Golfers can scoop as many balls from the bag drop as they wish. Just be sure to return the basket. The range itself is top notch with several greens guarded by bunkers resembling what you see on the course.

There’s also a tree line in the middle of the range, which realistically replicates the on-course experience. It’s a refreshing break from most ranges where you mindlessly blast drives into an open field.

Carts do not come equipped with GPS devices and the divot bottles to our carts were empty. Good news is there are sand refill stations on the course.

Key holes

A solid iron game is key to playing well at True Blue.

Regardless of what tee you play, forced carries are inevitable. The greens themselves are receptive, but proper club selection is crucial.

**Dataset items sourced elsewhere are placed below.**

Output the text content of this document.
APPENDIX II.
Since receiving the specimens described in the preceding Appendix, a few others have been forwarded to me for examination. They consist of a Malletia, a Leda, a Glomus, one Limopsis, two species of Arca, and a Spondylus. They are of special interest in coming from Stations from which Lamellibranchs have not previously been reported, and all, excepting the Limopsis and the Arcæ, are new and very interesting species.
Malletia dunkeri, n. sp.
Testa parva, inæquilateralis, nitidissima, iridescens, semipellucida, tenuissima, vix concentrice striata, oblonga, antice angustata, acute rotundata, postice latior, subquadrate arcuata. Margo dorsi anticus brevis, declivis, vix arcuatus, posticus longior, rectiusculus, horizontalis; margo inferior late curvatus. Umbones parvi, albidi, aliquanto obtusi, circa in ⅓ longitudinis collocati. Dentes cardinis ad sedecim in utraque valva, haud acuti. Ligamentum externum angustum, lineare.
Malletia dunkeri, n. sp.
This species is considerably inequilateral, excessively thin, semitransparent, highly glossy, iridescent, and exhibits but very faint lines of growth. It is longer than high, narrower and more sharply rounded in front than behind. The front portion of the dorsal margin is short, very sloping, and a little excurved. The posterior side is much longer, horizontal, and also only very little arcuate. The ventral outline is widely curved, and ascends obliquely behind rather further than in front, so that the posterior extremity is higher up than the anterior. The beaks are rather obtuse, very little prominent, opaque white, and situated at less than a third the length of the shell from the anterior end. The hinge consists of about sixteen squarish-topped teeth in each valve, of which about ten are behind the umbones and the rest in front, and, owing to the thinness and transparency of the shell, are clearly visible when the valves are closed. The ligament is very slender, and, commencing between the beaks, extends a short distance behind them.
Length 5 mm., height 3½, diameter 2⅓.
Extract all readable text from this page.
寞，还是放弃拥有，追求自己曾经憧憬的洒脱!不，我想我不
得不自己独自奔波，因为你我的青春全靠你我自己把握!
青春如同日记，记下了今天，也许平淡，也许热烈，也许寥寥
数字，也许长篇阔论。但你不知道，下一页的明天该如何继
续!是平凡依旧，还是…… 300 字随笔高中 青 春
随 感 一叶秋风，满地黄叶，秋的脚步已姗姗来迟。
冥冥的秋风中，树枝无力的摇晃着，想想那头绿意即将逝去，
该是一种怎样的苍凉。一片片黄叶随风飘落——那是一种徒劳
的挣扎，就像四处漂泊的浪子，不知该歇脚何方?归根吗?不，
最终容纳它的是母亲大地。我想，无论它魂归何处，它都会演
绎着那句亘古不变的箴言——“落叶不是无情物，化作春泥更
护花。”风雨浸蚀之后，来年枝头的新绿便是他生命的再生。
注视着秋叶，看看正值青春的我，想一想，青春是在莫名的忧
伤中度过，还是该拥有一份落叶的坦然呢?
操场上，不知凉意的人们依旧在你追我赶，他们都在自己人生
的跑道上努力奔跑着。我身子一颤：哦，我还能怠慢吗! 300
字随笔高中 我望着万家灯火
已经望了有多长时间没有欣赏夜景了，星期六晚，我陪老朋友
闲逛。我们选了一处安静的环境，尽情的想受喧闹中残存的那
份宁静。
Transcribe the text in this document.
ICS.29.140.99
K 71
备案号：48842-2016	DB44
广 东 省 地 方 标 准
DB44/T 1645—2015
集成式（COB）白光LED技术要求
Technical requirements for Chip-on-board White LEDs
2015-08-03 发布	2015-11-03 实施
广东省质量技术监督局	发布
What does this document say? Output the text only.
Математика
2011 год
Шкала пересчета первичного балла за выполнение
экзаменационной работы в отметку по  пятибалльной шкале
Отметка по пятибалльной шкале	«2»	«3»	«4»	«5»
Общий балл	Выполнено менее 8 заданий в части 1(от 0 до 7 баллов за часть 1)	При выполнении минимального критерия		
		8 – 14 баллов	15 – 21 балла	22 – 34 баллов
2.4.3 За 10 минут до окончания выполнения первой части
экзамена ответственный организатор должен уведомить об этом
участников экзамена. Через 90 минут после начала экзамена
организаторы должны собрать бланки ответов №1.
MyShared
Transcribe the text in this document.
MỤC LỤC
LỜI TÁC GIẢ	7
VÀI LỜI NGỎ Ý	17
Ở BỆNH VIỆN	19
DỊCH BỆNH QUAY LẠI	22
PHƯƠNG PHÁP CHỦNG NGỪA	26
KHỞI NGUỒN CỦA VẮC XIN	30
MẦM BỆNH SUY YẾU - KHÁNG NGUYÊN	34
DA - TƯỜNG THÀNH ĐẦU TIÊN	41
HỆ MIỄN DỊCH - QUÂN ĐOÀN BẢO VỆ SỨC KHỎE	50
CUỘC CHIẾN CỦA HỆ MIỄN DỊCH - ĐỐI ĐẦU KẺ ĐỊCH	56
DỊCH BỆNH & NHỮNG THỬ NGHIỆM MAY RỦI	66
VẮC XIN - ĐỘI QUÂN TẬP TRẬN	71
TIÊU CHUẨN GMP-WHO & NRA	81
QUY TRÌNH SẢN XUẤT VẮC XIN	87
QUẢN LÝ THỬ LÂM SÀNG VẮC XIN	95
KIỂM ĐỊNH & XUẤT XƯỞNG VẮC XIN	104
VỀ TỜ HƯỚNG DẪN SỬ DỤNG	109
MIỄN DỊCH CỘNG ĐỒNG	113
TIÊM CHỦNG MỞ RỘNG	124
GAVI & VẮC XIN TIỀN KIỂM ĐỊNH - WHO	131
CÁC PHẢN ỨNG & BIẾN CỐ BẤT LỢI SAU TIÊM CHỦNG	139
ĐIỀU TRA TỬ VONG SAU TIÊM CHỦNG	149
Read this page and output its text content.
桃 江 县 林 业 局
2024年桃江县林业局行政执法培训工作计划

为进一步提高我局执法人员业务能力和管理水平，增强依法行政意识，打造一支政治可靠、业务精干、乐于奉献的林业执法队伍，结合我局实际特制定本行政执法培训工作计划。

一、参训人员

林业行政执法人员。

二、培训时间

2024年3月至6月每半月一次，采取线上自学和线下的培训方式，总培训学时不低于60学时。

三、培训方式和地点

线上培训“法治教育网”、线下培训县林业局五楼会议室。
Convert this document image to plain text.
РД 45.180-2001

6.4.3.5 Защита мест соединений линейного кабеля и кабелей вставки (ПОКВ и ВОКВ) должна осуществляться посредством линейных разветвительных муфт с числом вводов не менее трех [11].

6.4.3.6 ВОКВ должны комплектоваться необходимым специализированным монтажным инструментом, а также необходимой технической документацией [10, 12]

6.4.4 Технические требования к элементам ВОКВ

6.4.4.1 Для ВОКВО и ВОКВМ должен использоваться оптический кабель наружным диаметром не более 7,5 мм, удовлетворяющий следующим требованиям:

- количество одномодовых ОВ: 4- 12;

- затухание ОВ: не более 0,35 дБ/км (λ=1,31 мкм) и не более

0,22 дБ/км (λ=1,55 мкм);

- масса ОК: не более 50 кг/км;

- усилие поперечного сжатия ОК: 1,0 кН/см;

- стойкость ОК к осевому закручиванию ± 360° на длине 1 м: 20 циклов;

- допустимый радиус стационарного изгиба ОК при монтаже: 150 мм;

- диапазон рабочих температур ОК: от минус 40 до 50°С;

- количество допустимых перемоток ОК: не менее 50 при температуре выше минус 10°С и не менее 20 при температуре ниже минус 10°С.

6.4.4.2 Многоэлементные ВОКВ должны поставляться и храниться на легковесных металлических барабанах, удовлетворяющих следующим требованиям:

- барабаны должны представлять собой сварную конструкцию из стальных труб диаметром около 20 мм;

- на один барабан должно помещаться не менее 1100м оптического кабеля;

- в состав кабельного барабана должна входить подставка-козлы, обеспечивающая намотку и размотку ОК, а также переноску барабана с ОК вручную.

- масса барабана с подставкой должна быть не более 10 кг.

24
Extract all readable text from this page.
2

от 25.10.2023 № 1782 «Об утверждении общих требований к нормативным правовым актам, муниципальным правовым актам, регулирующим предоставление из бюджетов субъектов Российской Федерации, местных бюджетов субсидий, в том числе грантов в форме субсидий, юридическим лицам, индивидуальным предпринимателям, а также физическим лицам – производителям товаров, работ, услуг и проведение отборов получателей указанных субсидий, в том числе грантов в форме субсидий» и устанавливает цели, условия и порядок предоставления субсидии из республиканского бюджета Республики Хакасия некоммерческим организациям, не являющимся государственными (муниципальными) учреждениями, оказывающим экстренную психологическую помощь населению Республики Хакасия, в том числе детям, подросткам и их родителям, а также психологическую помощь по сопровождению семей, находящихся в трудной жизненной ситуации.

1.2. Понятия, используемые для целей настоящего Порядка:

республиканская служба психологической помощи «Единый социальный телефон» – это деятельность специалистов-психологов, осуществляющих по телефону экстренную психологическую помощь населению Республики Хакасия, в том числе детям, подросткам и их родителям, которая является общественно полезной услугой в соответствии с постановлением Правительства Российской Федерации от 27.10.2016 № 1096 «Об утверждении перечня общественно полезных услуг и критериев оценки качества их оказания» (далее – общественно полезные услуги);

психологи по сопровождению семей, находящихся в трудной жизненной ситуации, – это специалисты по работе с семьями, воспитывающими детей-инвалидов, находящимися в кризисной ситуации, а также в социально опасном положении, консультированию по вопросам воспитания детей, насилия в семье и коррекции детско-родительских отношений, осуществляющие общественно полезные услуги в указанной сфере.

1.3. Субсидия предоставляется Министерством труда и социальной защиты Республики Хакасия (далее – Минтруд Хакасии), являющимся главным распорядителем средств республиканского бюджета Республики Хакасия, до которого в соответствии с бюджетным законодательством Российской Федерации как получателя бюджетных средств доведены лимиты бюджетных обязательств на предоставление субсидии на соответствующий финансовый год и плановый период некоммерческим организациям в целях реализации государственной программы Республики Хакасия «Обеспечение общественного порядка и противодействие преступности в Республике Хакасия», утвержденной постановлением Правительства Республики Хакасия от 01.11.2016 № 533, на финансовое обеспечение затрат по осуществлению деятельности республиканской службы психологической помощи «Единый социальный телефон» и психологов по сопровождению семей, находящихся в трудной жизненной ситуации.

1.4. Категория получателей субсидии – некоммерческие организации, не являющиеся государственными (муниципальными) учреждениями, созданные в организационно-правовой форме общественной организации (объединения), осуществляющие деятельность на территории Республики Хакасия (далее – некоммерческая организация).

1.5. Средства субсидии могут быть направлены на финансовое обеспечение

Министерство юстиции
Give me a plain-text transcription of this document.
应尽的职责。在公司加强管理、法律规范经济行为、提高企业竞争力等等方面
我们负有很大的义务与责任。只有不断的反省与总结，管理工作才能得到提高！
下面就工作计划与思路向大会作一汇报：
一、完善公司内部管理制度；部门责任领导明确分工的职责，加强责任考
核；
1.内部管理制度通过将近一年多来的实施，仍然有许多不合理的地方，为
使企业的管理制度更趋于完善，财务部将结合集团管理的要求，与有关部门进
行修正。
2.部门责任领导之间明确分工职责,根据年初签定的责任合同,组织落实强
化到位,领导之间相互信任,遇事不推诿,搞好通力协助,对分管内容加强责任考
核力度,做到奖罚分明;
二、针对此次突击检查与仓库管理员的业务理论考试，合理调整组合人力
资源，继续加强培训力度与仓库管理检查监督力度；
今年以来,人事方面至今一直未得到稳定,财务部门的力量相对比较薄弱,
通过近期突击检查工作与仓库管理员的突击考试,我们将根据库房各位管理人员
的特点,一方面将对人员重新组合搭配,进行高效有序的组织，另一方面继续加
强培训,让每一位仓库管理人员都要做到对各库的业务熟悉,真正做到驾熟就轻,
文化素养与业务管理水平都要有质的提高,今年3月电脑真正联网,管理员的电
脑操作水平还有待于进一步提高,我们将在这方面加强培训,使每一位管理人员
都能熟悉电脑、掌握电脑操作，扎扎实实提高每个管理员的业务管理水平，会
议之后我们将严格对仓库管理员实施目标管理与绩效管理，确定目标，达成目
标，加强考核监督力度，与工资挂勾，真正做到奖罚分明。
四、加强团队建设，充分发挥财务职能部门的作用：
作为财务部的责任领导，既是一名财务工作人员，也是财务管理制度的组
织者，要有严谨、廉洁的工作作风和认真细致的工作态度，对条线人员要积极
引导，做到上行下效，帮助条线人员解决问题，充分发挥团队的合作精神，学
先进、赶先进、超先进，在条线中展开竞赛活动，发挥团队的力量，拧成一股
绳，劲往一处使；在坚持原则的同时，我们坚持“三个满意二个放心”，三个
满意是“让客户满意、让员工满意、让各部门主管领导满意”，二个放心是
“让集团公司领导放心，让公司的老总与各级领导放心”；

The par 3s in particular are the most challenging. I double bogeyed two of them and bogeyed another.

The most difficult is the 208-yard par 3 16th that plays 181 yards from the white tees. It’s all over water with a waste bunker guarding the front portion.

The green itself is relatively large and flat, but anything short or right is dead. So bail out left.

The 190-yard par 3 third that plays 141 yards from the whites is very difficult from the tips. On this hole I felt fortunate to hit a 6-iron to 15 feet as the tee shot is completely over water with no margin for error.

True Blue is unique in that there are six par 3s and five par 5s. It’s a par 35-37—72 setup.

Two par 5s—the 624-yard first and 602-yard 15th—extend beyond 600 yards and are true three-shotters. No. 10 plays 599 yards, but this dogleg right is reachable with two strong shots if you tempt the corner.

The 548-yard par 5 fourth takes a U-turn around a huge lake and is reachable if you’re willing to gamble. The 548-yard ninth that plays 517 yards from the whites is very reachable for players hitting up the right hand side.

There’s also some risk reward value on the par 4s.

On the 382-yard eighth hole that plays 341 from the whites, players can almost drive the green by cutting the corner of this dogleg right.

The 407-yard par 4 12th that plays 371 yards from the whites is considerably shorter for big hitters who can carry the waste bunker on the right.

The final three holes at True Blue are true tests.

After the aforementioned 16th, the 449-yard par 4 17th often plays into the wind. Water comes into play on the approach.

The final hole is one of the finest finishing holes around. Water guards the entire left side of the fairway and the front and left portions of the green.

Miss too far right and your in the driving range.